Next month, I’m traveling to San Francisco to be with two friends who are celebrating momentous birthdays. I was trying to figure out what to get them that would make an impact. That got me to thinking that spouses generally pool their resources when buying gifts, and I wanted the same advantage. So I decided to piggyback with a couple that are invited to the party and be their gifting third wheel. Problem solved.
I don’t think spouses do pool resources necessarily. My guess is that they assume that said occasion/friend warrants a ($$20 or $30 or $50 or $100 or…)gift. And that singles do the same.
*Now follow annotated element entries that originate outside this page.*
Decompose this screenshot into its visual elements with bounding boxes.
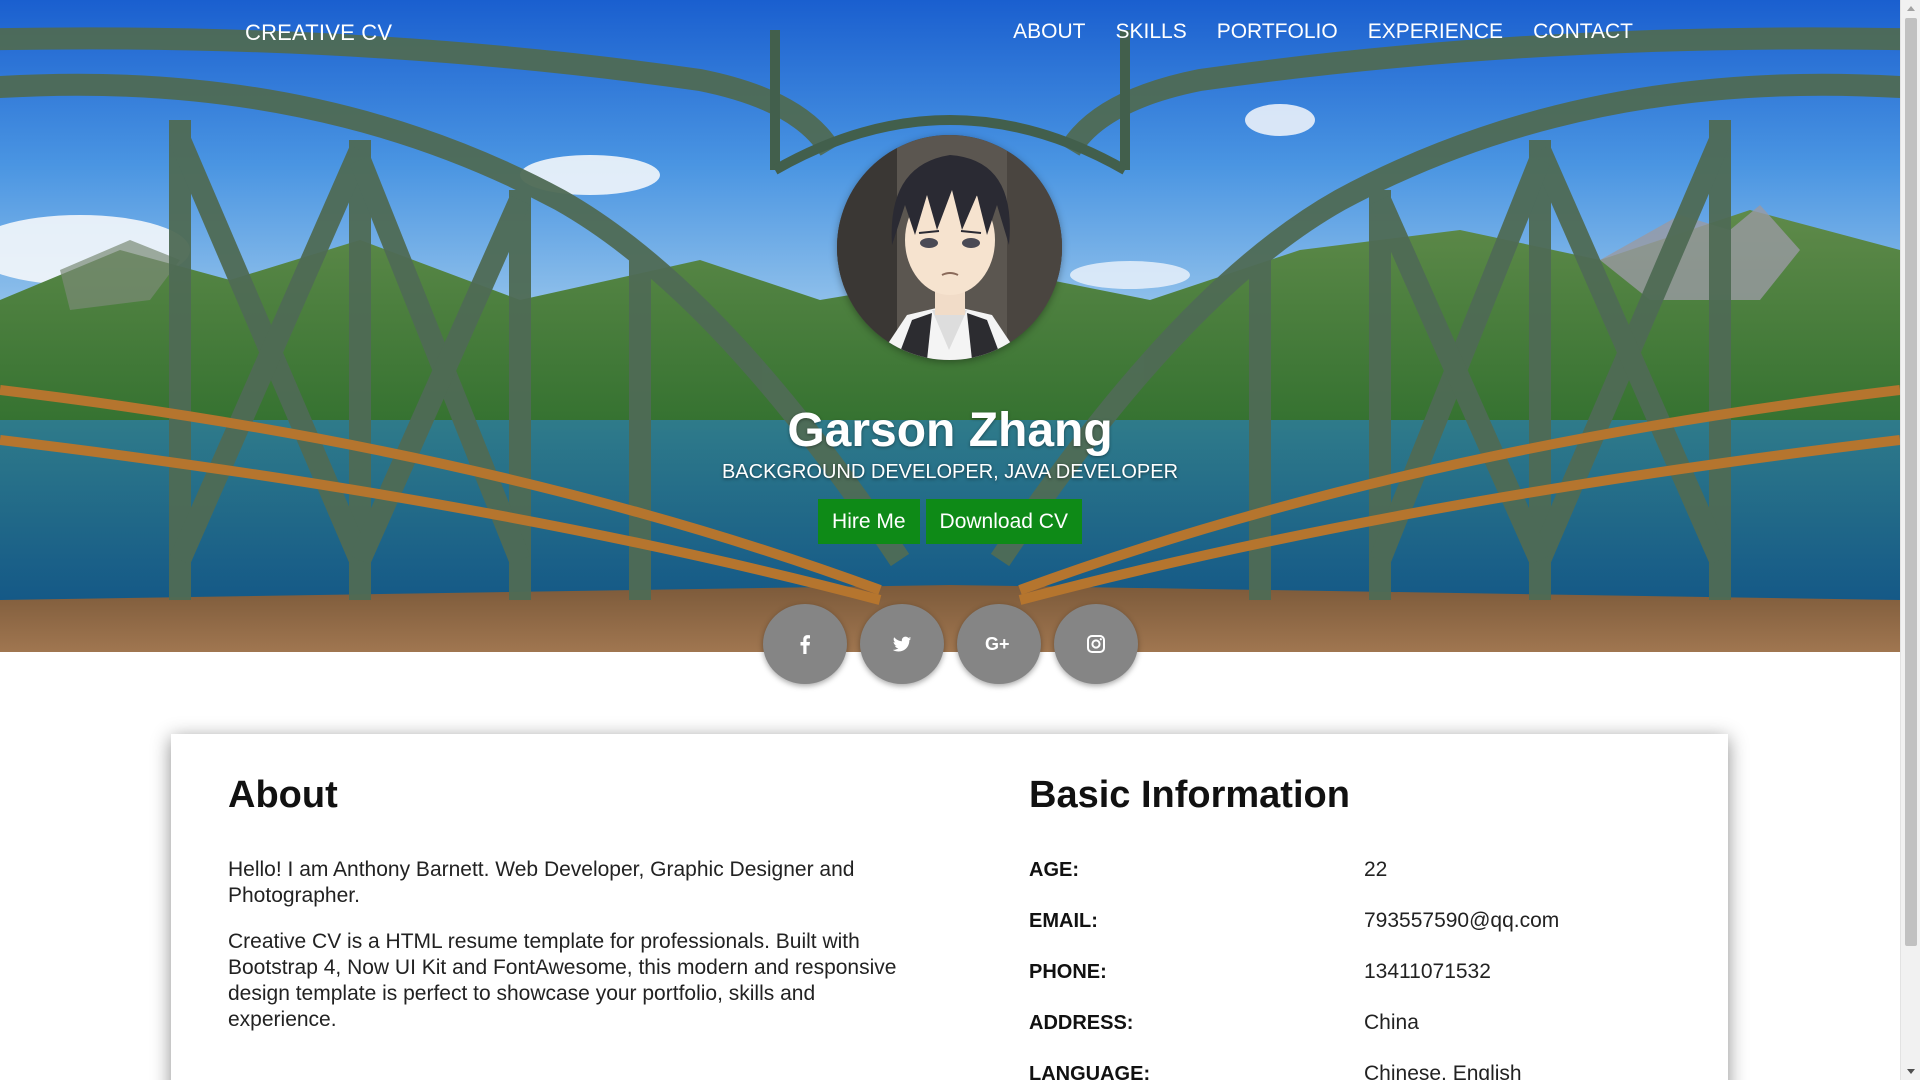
page: CREATIVE CV ABOUT SKILLS PORTFOLIO EXPER… xyxy=(0,0,1920,1080)
info-row-language: LANGUAGE: Chinese, English xyxy=(1029,1061,1679,1080)
download-cv-button[interactable]: Download CV xyxy=(925,499,1082,544)
nav-link-experience[interactable]: EXPERIENCE xyxy=(1368,20,1503,44)
info-row-address: ADDRESS: China xyxy=(1029,1010,1679,1061)
about-paragraph-description: Creative CV is a HTML resume template fo… xyxy=(228,930,897,1031)
info-value: 22 xyxy=(1364,858,1388,881)
about-card: About Hello! I am Anthony Barnett. Web D… xyxy=(171,734,1728,1080)
profile-name: Garson Zhang xyxy=(787,404,1113,457)
info-row-email: EMAIL: 793557590@qq.com xyxy=(1029,908,1679,959)
hero-button-group: Hire Me Download CV xyxy=(0,499,1900,544)
info-label: LANGUAGE: xyxy=(1029,1063,1151,1080)
facebook-icon xyxy=(800,635,810,654)
social-links: G+ xyxy=(0,604,1900,684)
hero-banner: CREATIVE CV ABOUT SKILLS PORTFOLIO EXPER… xyxy=(0,0,1900,652)
hire-me-button[interactable]: Hire Me xyxy=(818,499,920,544)
info-label: EMAIL: xyxy=(1029,910,1098,932)
top-nav: ABOUT SKILLS PORTFOLIO EXPERIENCE CONTAC… xyxy=(1013,20,1633,44)
info-value: 13411071532 xyxy=(1364,960,1491,983)
info-value: 793557590@qq.com xyxy=(1364,909,1560,932)
google-plus-button[interactable]: G+ xyxy=(956,604,1041,684)
info-row-age: AGE: 22 xyxy=(1029,857,1679,908)
google-plus-icon: G+ xyxy=(985,634,1010,654)
about-heading: About xyxy=(228,774,338,816)
scroll-up-arrow-icon[interactable] xyxy=(1901,0,1920,17)
info-label: AGE: xyxy=(1029,859,1079,881)
instagram-icon xyxy=(1086,635,1105,653)
basic-info-heading: Basic Information xyxy=(1029,774,1350,816)
page-scrollbar[interactable] xyxy=(1900,0,1920,1080)
avatar-illustration xyxy=(837,135,1062,360)
twitter-icon xyxy=(892,636,911,652)
twitter-button[interactable] xyxy=(859,604,944,684)
info-value: Chinese, English xyxy=(1364,1062,1522,1080)
nav-brand-link[interactable]: CREATIVE CV xyxy=(245,20,392,46)
profile-avatar xyxy=(837,135,1062,360)
nav-link-about[interactable]: ABOUT xyxy=(1013,20,1085,44)
scrollbar-thumb[interactable] xyxy=(1905,18,1917,946)
scroll-down-arrow-icon[interactable] xyxy=(1901,1063,1920,1080)
nav-link-skills[interactable]: SKILLS xyxy=(1116,20,1187,44)
about-section: About Hello! I am Anthony Barnett. Web D… xyxy=(228,774,928,1053)
basic-info-section: Basic Information AGE: 22 EMAIL: 7935575… xyxy=(1029,774,1679,1080)
instagram-button[interactable] xyxy=(1053,604,1138,684)
facebook-button[interactable] xyxy=(762,604,847,684)
profile-subtitle: BACKGROUND DEVELOPER, JAVA DEVELOPER xyxy=(721,461,1179,483)
info-row-phone: PHONE: 13411071532 xyxy=(1029,959,1679,1010)
svg-text:G+: G+ xyxy=(985,634,1010,654)
nav-link-contact[interactable]: CONTACT xyxy=(1533,20,1633,44)
about-paragraph-intro: Hello! I am Anthony Barnett. Web Develop… xyxy=(228,858,855,907)
info-label: ADDRESS: xyxy=(1029,1012,1134,1034)
nav-link-portfolio[interactable]: PORTFOLIO xyxy=(1217,20,1338,44)
info-label: PHONE: xyxy=(1029,961,1107,983)
info-value: China xyxy=(1364,1011,1419,1034)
For example, let’s say that a couple decides on spending $50 for a gift, so each contributes $25 (unless one is un- or underemployed). The single person will also spend $50/gift. Interesting question, though, and this is just my assumption. I don’t really have any hard evidence.
I’ll have to start asking
This is a point of envy for me. When I was married, we were both working and so $50 from the household money pot for a gift wasn’t a big deal. Now on my own, $50 is a much bigger deal (one income!).
Two of my coupled friends do not pool resources – they live together, unmarried. If PartnerA wants to spend $50 on her friend’s birthday gift, then PartnerA ponies up the money; PartnerB is not expected to contribute.
All that to say the resources spent (time, money, or both) are noticed more when you’re running your own household. Same holds true for things like potlucks – the time and ingredients have a greater cost than when a couple provides one item.
Not only do couples only bring one item (I’m thinking potlucks here), there are two people eating. I bring the same amount costing a similar $$$/time amount, and I only eat for one!
Hmmmm…this might apply to weddings, too.
This happens all the time. Most people in couples don’t give it a thought. I do have a few coupled friends who have recognized the inequality. It feels good to have my circumstances acknowledged and validated.
It’s just more expensive across the board to live alone. Many consider it a luxury they can not afford.
I appreciate my synagogue for its equality. Membership for singles is exactly half the price as it is for couples. Very rare.
Wendy, that’s impressive and fantastic! Gives me a little faith.
One of the many reasons why I love the place
Replace “gift” and “potluck” with “vacations” and that’s my world. I have a friend who lived with her boyfriend before they got married last year. It seems like every other month they’re taking a long weekend to someplace fun to “recharge.” I’d love to “recharge” too but taking a four-day weekend in San Diego from the East Coast is a heck of a lot harder for me than them. When her parents had some health issues, my friend took off immediately for the midwest. When the call to “recharge” hit them again, they spent a week in Italy! All of this was within six months.
I try not to be jealous but … I’m jealous! I typically don’t envy couples or married people but they sure do have us singles beat when it comes to vacations. To pay for my friend’s three trips would have me eating tuna fish sandwiches for breakfast, lunch and dinner for like a year!
The one thing I’d keep in mind, Latarsha, is that assumes both people in the couple have the same inclination for travel. In my experience, that’s not always the case.
I’m glad I came back to see comments and discovered that others feel the way I do and that it can be a point of contention (esp. “eating for two!”).
An additional comment: when I was married, we took a few interesting trips. Now single, people still ask me, “Do you have any big travel plans?” It’s frustrating and a bit depressing because like Latarsha hinted, travel is costly. I can’t afford to do it as much as I’d like anymore.
It’s especially frustrating that I can’t travel the way I want because I’m at an age when I appreciate travel more, my career is more stable and I make more money than I did before. It’s tough to find a way when you’re also balancing the way you want to travel vs the financials of it, ie, stay in hotels vs motels, stay downtown (higher costs/no need to rent a car) vs stay further out (lower rental rates/vehicle needed) and so on. I’m trying to come up with travel plans that are more local/regional and therefore eliminate renting cars, airfare and long-term parking costs and something I can do a couple of times a year while continuing to save for one larger trip once a year. Still. Planning a trip to Italy for five days like my friend did would require me to plan to take that trip 18 months or more from now. So depressing.
But Italy is a worthy goal. And in my experience, 18 months goes by very fast.